Open ZihaoZheng98 opened 1 month ago

ZihaoZheng98 commented 1 month ago

Hi, in the hf version, the code is:

`from transformers import AutoImageProcessor, AutoModelForDepthEstimation import torch import numpy as np from PIL import Image import requests

url = "http://images.cocodataset.org/val2017/000000039769.jpg" image = Image.open(requests.get(url, stream=True).raw)

image_processor = AutoImageProcessor.from_pretrained("LiheYoung/depth-anything-large-hf") model = AutoModelForDepthEstimation.from_pretrained("LiheYoung/depth-anything-large-hf")

prepare image for the model

inputs = image_processor(images=image, return_tensors="pt")

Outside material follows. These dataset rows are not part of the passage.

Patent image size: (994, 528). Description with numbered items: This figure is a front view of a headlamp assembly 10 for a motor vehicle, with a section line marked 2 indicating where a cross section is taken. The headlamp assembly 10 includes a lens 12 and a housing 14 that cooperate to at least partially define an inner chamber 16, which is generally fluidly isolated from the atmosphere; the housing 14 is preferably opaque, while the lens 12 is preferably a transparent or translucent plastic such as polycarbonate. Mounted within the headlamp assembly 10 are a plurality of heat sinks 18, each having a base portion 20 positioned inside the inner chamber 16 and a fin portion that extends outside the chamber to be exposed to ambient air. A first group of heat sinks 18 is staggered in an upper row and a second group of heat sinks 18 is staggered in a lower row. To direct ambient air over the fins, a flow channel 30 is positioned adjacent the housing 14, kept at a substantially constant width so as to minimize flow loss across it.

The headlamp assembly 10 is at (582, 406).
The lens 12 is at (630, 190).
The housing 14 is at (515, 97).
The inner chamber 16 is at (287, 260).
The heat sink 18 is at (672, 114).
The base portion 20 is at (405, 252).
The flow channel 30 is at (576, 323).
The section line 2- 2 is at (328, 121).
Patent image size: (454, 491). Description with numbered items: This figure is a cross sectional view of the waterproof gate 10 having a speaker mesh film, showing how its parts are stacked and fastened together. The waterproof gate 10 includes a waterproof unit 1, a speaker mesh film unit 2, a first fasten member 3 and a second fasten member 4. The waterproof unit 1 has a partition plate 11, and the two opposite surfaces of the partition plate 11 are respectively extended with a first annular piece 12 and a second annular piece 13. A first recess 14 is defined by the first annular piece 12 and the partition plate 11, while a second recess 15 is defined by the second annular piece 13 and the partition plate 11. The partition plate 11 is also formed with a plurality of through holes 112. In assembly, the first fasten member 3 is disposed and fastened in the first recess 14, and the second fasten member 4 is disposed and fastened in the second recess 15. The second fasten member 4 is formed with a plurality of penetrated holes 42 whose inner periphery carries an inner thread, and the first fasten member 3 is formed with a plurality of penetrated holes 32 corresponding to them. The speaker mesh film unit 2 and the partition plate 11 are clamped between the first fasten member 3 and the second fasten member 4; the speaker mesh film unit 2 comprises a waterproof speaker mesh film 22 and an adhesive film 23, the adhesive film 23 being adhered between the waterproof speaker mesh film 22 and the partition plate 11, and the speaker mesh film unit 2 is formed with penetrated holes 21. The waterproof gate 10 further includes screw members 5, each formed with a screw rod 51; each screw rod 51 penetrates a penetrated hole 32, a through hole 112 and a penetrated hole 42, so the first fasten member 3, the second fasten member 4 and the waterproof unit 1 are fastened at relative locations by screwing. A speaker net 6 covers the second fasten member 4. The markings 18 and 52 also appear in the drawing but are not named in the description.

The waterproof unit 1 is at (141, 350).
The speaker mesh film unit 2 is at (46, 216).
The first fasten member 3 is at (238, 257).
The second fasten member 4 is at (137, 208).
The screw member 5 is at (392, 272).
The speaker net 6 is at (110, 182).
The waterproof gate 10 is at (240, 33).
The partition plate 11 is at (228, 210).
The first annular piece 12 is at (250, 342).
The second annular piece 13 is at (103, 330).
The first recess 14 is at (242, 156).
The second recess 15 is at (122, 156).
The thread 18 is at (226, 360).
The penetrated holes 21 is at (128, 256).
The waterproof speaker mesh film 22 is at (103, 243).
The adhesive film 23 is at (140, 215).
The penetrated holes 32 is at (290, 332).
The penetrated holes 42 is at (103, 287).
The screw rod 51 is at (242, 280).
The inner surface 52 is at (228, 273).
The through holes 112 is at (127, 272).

with torch.no_grad(): outputs = model(**inputs) predicted_depth = outputs.predicted_depth

interpolate to original size

prediction = torch.nn.functional.interpolate( predicted_depth.unsqueeze(1), size=image.size[::-1], mode="bicubic", align_corners=False, ) `

Suppose the size of original image is 500, 600; The output prediction size is 600, 500; Is this a mistake to use image.size[::-1]?

LiheYoung commented 1 month ago

Hi Zihao, the variable image is in the form of PIL.Image. So its size is a tuple of (w, h), rather than the wanted (h, w).